The Oohlas, One Stop Pop
Strike one is that they are on Ultragrrl’s obnoxious record label, Stolen Transmission. Strike two is that they are horrible.
Mxpx, Secret Weapon
I can’t believe I would ever hear myself saying I was a fan of a Christian pop-punk band, but mxpx has a soft space in my heart. Then they turned into adults and are still singing about girls that are holding hands with another boy, and hanging out at the local soda shop or crap like that. Not that they need to change their entire image, but musical growth would be nice.
The Bravery, The Sun and the Moon
I was a huuuuge fan of their debut self-titled album, even when crtics panned them as a pre-selcted, Monkees-esque New York hipster band. However, they were not even trying. It’s like their manager woke them up early one morning, dragged them into the studio, and forced them to record something.
Avril Lavigne, The Best Damn Thing
Believe it or not, her second album was an album I actually enjoyed. It was great pop-rock with a semi-decent independent-woman message. Then she created a new genre called brat-rock. And blatantly ripped off other people’s songs.
Motion City Soundtrack, Even If It Kills Me
Listening to this will kill me, because it’s so whiny. They have potench, you all know how I feel about bands with electric keyboards. Why so bad then?
Kaiser Chiefs, Yours Truly, Angry Mob
Bad Brains, Build a Nation
I know, I know! I can’t believe I am including a Bad Brains album on here. However, sometimes the time and era that music came out impacts its greatness. I just want to remember BBs as the pioneers they were in the late eighties, not with new stuff.
Ted Leo and the Pharmacists, Living with the Living
When Ted Leo’s first album came out, I somehow convinced myself that it was fun and quirky, but I was probably just rationalizing. Then a few more albums came out that sounded exactly the same. Finally I realized that his songwriting annoys me.
The Arcade Fire, Neon Bible
Prime example of the Emperor’s New Music. I don’t get it.
Electric Six, I Shall Exterminate Everything Around Me That Restricts Me From Being The Master
Wtf.
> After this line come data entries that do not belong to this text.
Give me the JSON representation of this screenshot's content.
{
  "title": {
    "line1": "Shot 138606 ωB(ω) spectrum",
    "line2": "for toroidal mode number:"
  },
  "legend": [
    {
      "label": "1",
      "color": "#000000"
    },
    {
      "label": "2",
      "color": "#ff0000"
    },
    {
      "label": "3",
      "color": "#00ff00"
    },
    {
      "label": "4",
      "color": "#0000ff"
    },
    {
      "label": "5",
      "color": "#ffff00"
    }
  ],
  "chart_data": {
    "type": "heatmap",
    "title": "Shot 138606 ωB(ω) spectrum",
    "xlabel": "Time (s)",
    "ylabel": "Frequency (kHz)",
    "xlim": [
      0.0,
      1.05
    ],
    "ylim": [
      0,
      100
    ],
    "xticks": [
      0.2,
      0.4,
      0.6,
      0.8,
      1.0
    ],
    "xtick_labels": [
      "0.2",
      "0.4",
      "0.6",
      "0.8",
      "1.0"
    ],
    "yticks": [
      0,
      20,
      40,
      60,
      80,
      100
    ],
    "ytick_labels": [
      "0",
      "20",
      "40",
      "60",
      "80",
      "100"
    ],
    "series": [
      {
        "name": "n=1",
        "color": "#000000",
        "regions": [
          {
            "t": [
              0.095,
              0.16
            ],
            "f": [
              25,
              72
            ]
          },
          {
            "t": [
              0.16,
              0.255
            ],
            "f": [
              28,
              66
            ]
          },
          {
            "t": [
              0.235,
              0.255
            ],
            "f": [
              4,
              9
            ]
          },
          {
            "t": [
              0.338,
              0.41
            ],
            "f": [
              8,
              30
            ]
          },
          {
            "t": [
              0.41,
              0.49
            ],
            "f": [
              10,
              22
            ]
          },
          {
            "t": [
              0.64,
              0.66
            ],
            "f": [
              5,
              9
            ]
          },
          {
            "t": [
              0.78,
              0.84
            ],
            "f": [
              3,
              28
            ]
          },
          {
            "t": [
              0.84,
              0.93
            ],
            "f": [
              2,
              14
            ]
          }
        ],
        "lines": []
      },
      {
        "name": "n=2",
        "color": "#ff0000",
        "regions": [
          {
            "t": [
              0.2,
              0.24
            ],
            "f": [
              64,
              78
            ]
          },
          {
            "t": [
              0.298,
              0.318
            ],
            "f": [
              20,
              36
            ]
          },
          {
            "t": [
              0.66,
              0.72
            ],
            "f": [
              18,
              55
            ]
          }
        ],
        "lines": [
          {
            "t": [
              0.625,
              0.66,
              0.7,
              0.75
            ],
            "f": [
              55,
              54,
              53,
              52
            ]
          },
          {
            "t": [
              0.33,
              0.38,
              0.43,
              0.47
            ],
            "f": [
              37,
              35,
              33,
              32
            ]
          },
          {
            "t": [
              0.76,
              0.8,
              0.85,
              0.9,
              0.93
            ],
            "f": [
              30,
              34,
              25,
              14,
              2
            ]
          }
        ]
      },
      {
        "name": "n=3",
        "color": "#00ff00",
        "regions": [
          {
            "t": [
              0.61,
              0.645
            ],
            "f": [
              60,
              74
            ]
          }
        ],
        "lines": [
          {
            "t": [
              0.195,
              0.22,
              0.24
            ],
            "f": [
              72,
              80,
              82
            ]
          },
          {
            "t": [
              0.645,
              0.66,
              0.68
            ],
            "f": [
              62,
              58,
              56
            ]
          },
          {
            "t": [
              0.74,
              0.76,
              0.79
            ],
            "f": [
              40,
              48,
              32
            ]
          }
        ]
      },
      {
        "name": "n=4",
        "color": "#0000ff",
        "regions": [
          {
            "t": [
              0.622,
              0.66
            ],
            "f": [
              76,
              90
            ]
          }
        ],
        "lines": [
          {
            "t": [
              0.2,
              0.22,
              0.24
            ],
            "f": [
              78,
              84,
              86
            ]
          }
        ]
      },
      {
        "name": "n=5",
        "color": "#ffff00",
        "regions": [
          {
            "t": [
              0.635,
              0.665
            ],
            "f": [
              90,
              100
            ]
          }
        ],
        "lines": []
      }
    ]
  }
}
This band was a novelty act with that song “Danger! High Voltage!” about 4 years ago. Someone forgot to tell them to stop making albums.
Evanescence, The Open Door
When your founder and main songwriter leaves the band, that should be a hint. But no, Amy Lee decides she needs to continue to be the real life version of Emily the Strange and “write” deep songs about her ex-boyfriend from shitty bands and try to write about being depressed with a song called “Lithium”. Shit, I doubt that she even knows who Nirvana is.
Good Charlotte, Good Morning Revival
Sure, GC may be an easy target, but let’s not forget, their earlier album was actually on my best of 2000s list. But when you knock up Nicole Richie and hang out at the Ivy, where does your motivation to write songs come from? What do you even write about? You get this where they “experiement” with “rapping” and seem to take themselves way too seriously.
Joanna Newsom, Joanna Newsom and the Ys Street Band
This is the biggest example of The Emperor’s New Clothes of music of the year. Makes my ears bleed maggots.